Hong Kong: ArcelorMittal, world’s largest steel maker, plans to pay at least $1.7 billion (Rs6,706 crore) for all of China Oriental Group’s shares it does not own, boosting its footprint as the world’s top consumer and producer of steel.
ArcelorMittal, which bought a 28.02% stake in the Chinese steel maker for HK$5.02 billion last month, will offer not less than HK$6.12 per China Oriental share, the companies said in a joint statement on 7 December.
That represents a 13% premium to China Oriental’s closing share price of Hong Kong $5.4 each prior to a trading suspension on 7 November.
Hong Kong’s takeovers and mergers panel had ruled that ArcelorMittal and China Oriental’s controlling shareholders had acted in concert and that triggered an unconditional mandatory general offer, China Oriental said.

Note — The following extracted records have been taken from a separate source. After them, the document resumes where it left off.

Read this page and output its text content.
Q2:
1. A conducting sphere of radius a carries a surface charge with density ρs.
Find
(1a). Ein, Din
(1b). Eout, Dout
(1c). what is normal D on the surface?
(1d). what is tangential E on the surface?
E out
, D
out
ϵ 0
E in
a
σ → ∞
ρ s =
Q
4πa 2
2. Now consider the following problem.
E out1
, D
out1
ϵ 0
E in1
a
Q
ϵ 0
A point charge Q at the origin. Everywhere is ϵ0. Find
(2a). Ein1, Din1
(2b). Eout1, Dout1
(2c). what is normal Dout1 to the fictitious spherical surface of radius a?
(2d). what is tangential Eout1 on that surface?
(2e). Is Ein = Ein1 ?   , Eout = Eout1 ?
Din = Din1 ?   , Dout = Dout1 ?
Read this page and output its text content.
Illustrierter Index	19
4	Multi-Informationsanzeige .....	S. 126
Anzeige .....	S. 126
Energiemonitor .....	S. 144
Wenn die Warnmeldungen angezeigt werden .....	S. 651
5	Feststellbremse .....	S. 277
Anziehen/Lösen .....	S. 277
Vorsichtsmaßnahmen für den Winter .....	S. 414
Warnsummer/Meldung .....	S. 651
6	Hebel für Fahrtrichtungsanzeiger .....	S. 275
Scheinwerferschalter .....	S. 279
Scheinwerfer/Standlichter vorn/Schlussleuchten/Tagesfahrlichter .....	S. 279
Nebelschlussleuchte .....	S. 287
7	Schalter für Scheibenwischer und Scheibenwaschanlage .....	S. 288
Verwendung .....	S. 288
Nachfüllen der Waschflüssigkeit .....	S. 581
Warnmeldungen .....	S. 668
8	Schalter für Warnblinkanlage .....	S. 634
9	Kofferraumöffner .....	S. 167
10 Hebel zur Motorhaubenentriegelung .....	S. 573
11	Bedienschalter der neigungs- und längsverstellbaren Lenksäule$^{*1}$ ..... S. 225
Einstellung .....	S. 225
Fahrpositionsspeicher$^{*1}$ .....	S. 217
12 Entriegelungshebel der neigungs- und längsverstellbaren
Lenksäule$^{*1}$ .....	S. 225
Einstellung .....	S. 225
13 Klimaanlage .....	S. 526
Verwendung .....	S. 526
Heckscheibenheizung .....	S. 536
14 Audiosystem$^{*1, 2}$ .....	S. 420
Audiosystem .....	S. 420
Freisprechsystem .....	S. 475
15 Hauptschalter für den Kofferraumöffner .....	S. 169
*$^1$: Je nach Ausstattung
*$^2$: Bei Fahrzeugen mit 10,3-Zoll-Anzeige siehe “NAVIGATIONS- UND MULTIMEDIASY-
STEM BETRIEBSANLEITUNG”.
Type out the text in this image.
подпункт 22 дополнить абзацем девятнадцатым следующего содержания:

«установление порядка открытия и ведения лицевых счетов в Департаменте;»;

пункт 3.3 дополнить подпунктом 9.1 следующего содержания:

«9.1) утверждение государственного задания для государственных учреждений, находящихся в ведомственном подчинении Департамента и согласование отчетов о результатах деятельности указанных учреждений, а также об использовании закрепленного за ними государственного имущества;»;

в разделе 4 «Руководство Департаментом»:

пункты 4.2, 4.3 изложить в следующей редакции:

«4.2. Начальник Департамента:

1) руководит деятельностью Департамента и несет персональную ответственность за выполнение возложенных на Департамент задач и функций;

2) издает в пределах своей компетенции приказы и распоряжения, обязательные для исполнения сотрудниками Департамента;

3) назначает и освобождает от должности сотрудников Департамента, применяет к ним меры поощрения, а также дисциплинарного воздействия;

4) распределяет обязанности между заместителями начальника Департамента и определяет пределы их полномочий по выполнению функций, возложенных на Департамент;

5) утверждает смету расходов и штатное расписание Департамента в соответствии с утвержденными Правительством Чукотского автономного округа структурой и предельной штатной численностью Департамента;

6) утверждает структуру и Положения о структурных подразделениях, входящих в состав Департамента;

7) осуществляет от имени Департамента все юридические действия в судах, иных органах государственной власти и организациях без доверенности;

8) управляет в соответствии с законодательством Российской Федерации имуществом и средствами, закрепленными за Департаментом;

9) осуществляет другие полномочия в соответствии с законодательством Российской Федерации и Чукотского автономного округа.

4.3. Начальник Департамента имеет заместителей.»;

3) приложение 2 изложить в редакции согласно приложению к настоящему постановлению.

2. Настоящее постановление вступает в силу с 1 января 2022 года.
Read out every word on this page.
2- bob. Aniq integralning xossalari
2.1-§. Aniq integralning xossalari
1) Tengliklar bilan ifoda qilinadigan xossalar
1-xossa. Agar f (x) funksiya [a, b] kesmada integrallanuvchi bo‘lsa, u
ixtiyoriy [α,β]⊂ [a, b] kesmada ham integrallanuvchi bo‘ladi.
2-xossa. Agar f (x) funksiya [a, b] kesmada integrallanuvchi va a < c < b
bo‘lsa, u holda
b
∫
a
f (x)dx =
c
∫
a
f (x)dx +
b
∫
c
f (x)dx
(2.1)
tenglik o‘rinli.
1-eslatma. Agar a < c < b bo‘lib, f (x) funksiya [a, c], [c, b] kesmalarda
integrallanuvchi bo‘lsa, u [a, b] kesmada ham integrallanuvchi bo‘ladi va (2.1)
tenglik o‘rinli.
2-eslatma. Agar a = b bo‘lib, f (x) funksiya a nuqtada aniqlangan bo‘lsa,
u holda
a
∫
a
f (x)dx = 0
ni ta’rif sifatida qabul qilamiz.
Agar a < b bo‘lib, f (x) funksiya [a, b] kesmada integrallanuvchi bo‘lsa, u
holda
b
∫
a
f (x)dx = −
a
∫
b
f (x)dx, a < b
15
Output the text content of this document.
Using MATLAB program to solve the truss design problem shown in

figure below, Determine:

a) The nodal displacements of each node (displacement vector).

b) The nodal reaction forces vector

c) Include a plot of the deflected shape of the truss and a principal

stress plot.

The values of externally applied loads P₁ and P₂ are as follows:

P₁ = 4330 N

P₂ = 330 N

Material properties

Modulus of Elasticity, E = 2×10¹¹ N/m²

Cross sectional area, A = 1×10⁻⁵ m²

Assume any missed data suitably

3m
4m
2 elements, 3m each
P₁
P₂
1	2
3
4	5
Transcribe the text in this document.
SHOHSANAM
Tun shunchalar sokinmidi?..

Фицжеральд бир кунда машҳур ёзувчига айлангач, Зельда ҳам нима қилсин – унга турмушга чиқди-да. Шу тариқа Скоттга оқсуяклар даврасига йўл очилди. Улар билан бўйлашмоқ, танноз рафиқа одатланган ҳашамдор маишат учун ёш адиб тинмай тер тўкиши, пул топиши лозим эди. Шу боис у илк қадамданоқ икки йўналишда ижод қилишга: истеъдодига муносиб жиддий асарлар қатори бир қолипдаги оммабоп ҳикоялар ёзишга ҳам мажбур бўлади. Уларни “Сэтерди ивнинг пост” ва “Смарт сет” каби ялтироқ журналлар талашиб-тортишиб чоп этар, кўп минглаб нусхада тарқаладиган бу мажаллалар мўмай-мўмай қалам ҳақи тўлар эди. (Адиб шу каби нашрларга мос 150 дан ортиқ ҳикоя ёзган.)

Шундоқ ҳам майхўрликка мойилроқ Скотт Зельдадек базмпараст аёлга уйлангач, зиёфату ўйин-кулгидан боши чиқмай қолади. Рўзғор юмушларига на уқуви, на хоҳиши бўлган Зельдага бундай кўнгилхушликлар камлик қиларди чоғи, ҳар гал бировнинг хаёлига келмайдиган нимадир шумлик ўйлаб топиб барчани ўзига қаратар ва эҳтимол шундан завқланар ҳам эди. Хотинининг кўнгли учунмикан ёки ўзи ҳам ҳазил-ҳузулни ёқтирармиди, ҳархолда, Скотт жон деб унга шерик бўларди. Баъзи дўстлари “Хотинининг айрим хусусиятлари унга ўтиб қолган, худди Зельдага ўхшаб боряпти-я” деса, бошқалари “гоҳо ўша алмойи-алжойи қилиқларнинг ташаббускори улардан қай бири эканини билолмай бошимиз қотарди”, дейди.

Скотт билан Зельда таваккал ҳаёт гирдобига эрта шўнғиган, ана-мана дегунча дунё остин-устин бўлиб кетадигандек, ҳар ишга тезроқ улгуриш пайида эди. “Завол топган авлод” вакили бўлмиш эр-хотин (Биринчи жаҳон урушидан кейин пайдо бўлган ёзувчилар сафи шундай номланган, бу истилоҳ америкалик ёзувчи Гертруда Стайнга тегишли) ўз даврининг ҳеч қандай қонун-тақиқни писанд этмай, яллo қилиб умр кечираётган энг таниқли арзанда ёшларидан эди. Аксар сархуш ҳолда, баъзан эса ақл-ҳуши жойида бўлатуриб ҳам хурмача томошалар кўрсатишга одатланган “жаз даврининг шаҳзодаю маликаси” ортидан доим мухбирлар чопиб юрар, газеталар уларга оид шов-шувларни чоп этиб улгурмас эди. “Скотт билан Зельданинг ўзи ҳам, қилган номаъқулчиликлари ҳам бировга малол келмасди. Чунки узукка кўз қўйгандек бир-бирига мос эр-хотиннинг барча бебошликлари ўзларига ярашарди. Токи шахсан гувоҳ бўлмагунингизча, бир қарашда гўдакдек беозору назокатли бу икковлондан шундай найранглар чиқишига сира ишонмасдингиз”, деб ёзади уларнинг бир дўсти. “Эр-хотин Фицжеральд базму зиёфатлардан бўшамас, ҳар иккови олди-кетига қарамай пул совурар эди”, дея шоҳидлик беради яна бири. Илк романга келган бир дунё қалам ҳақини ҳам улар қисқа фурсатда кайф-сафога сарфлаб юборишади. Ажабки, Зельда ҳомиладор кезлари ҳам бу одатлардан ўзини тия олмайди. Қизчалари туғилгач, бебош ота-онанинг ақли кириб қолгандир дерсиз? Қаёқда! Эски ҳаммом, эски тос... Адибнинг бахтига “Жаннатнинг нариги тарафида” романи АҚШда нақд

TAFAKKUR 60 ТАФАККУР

ArcelorMittal said it intended to keep China Oriental’s listing status. The leading steelmaker also signed an agreement to share technology, technical expertise and know-how with China Oriental with an aim to transform the Chinese firm into a leading producer in the industry in China.
ArcelorMittal would assist China Oriental in sourcing iron ore and coal, they said in the statement. “We have made no secret of our wish to participate more actively in China’s fast-growing steel market, and the agreements we have signed are a major step forward in delivering that strategy,” Lakshmi Mittal, chief executive of ArcelorMittal said in the statement.
Mittal said last week that ArcelorMittal was in talks with the company’s controlling shareholders to buy an additional 43% stake, lifting its holding in the Chinese steel maker to 71% from 28%.
He also said he hoped to increase ArcelorMittal’s stakes in other joint ventures with Chinese state-owned steelmakers, even as the government forbids foreign control of major steel companies.